The following methodological changes to mileage processing, implemented in 2012 and carried over to 2017, also affected mode assignment (and the shipment distance calculations).
- The maximum weight of a parcel shipment was limited to 150 pounds in 2012 and 2017. In 2007 the limit was 1000 pounds. Shipments with weights above the maximum were re-assigned to a non-Parcel mode, usually a truck mode.
- For 2012 and 2017, there was no minimum restriction on the weight of an air shipment. In 2007 air shipments with a weight of less than 100 pounds were reclassified as Parcel.
- Company-owned truck shipments ( called “Private truck” in 2012) were not routed more than 500 miles during 2012 and 2017 mileage calculation. In 2007 there was no mileage limit.
- In 2012 and 2017 there were major efforts to re-code shipments, where a respondent provided a mode of Other or Unknown, to one of the more descriptive codes. For these type shipments in 2007, “Other” and “Unknown” modes were generally acceptable. During the 2012 and 2017 CFS mileage calculation operations, a review of these “Other mode” shipments was conducted. This analysis showed there to be a few truly “Other mode” shipments. Such shipments were often transported via conveyor belts. The table below compares the value and tonnage estimates for the Other-type modes in the 2007, 2012 and preliminary 2017 releases.
Other multiple modes
More details about mileage calculation and related processing can be found in the Mileage Calculation section of the survey methodology.
- The 2012 ZIP codes were replaced with 2017 ZIP codes.

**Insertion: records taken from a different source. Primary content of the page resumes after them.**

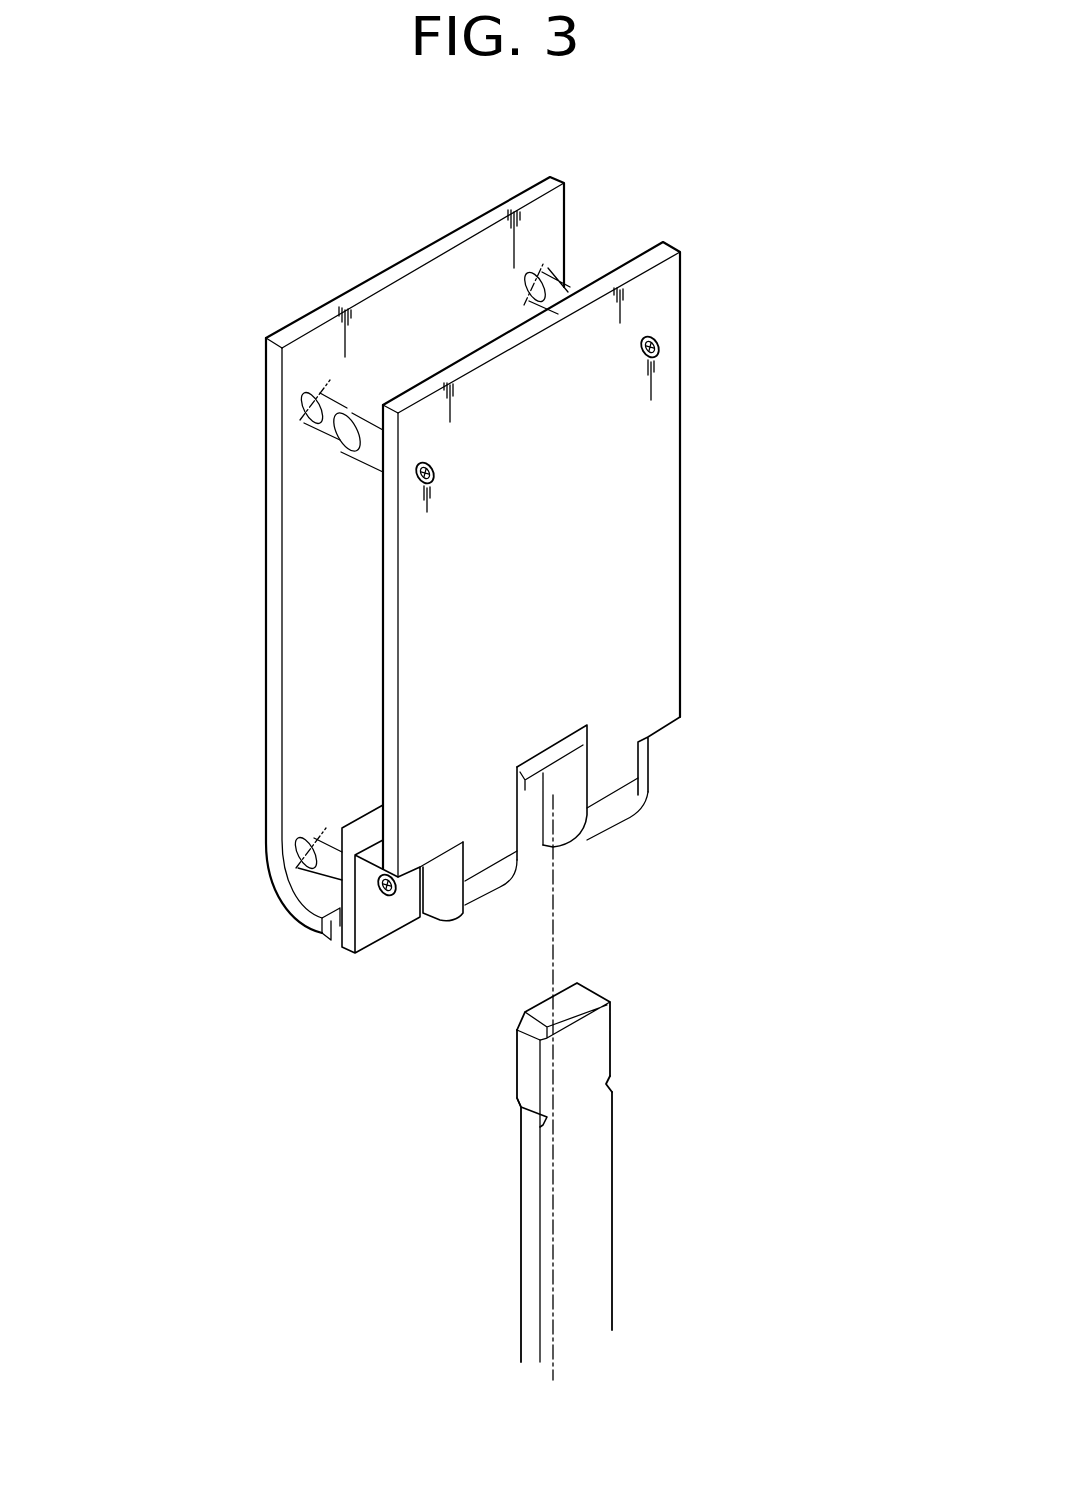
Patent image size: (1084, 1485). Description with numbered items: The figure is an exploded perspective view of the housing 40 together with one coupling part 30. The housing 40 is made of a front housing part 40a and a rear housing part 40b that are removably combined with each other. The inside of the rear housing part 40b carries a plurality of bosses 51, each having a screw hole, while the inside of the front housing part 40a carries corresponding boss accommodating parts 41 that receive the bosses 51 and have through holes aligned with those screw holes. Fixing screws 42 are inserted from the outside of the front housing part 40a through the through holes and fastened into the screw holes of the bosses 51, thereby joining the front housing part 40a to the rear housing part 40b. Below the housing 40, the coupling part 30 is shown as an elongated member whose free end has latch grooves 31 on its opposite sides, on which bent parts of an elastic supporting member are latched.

The coupling part 30 is at (650, 1210).
The latch groove 31 is at (545, 1125).
The housing 40 is at (748, 127).
The front housing part 40a is at (670, 243).
The rear housing part 40b is at (550, 175).
The boss accommodating part 41 is at (367, 453).
The fixing screw 42 is at (660, 342).
The boss 51 is at (530, 300).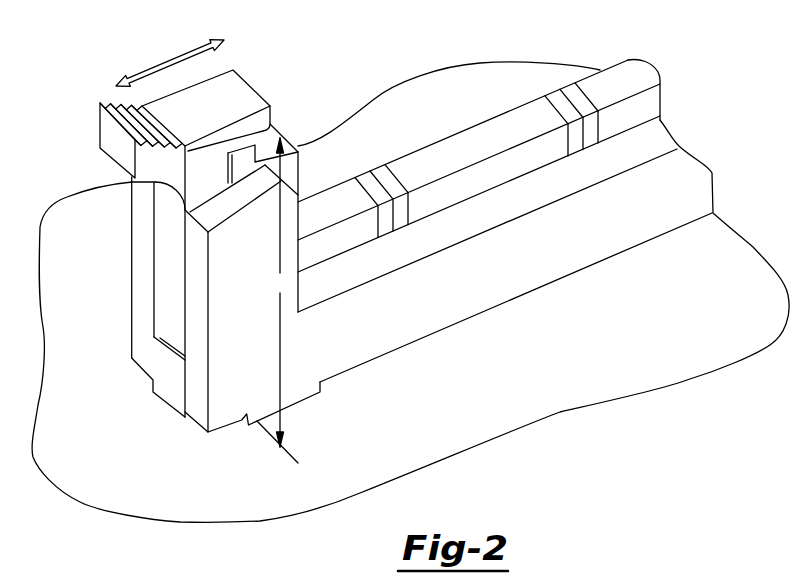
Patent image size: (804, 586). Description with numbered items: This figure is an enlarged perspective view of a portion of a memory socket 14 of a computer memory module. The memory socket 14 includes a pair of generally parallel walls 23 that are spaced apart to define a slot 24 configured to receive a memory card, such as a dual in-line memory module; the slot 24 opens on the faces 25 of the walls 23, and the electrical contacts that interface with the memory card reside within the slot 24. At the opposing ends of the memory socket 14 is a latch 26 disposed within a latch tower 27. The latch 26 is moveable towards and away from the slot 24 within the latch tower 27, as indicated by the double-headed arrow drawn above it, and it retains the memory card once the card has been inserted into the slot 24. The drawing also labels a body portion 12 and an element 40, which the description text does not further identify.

- Other changes are as described in Methodological changes to Mileage Calculation for the 2017 CFS above
For 2017, the CFS used a machine learning process to code some shipments where the respondent provided a description of the product but not an SCTG code. In particular, we developed a model using the 6.2 million records that respondents did code themselves. This model output the highest-likelihood SCTG code using two input variables: first, the NAICS code of the establishment from which the shipment record came, and second, the description (as a “bag-of-words”) from each record. Using the model’s reported prediction probability as a guide, we took a sampling of 750 records that did not have an SCTG code, and had expert analysts validate the model’s predictions on these records. From this validation exercise, we were able to assign an SCTG code to approximately 106,000 shipments with a high degree of confidence using the model’s output.

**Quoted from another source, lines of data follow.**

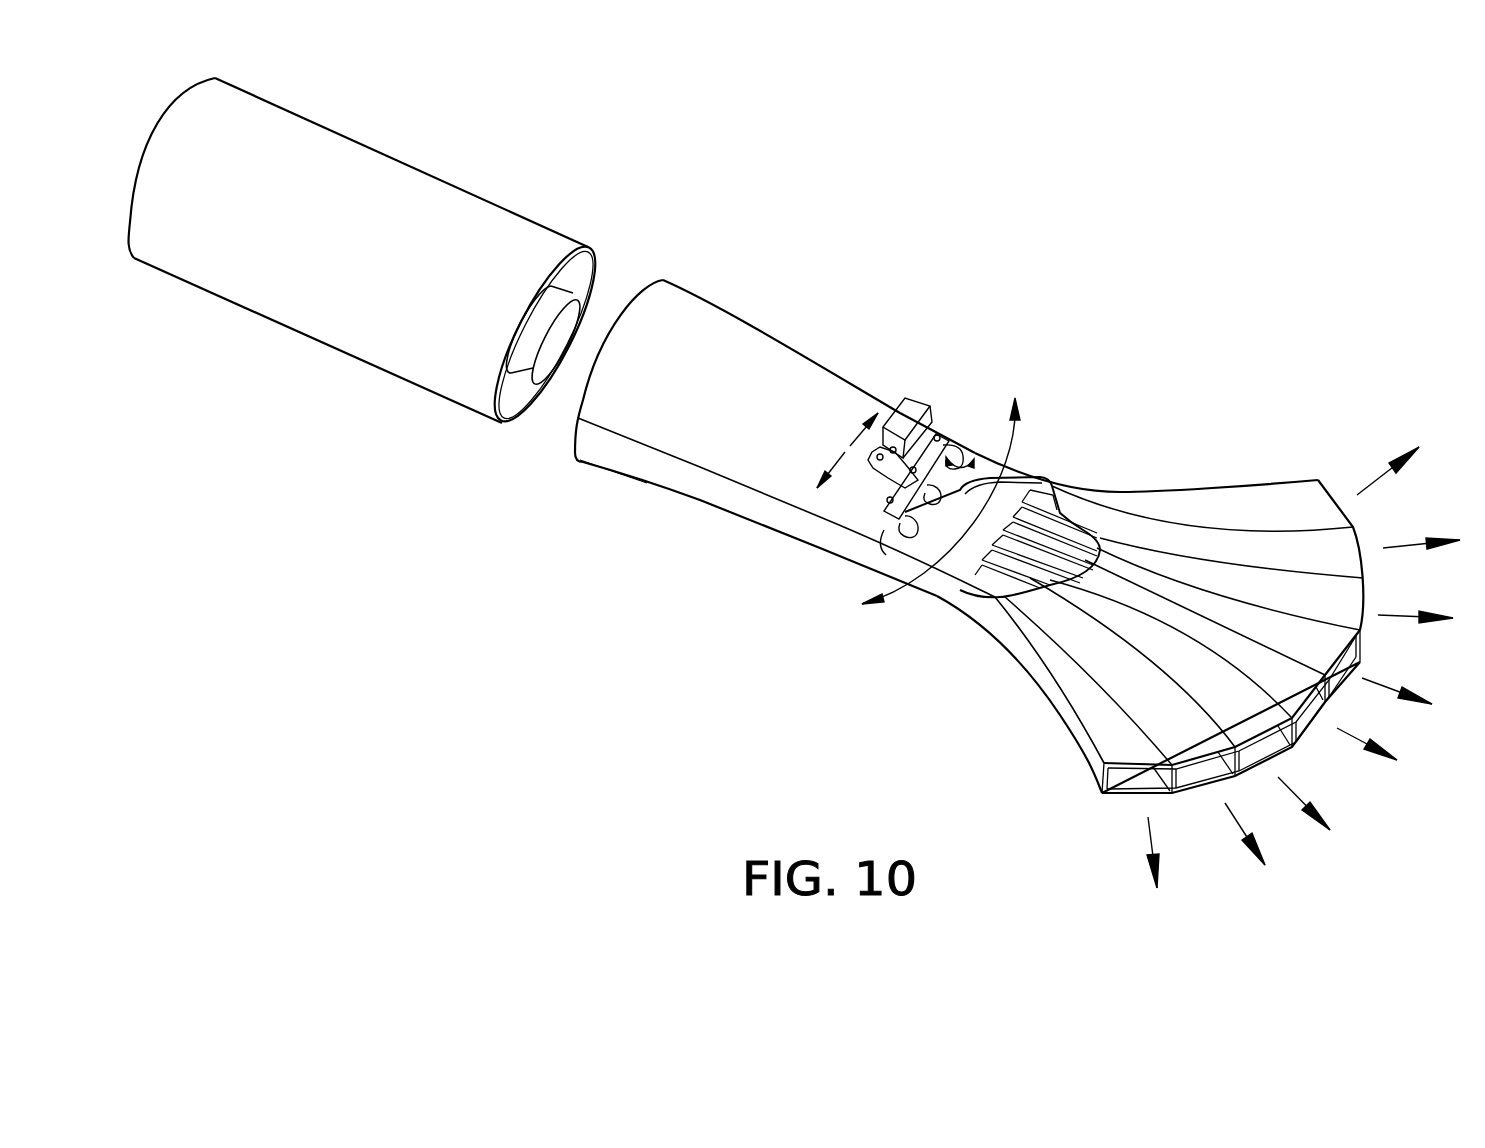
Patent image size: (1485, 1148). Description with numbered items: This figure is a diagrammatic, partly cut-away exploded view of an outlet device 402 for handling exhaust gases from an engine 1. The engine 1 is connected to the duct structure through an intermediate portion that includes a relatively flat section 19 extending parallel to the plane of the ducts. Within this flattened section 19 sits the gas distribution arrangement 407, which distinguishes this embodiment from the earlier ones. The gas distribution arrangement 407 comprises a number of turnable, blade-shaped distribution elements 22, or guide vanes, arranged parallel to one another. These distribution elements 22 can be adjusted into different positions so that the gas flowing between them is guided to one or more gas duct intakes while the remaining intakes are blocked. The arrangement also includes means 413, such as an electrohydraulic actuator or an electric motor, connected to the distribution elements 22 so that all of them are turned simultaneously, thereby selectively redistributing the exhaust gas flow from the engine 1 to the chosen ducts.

The engine 1 is at (377, 172).
The flat section 19 is at (802, 375).
The distribution elements 22 is at (1025, 490).
The outlet device 402 is at (943, 275).
The gas distribution arrangement 407 is at (953, 357).
The means for turning 413 is at (902, 400).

A particular combination of origin, destination, commodity, and mode (for example) may be common one year but rare or non-existent in the next survey. While this may reflect true changes in economic activity, it may also result from:
- Failing to include in the CFS sample, the establishments making these shipments, or
- If included, the sampled establishments failing to respond, or
- If responding, failing to include shipments with this particular combination of characteristics in the sample of shipments provided to the Census Bureau.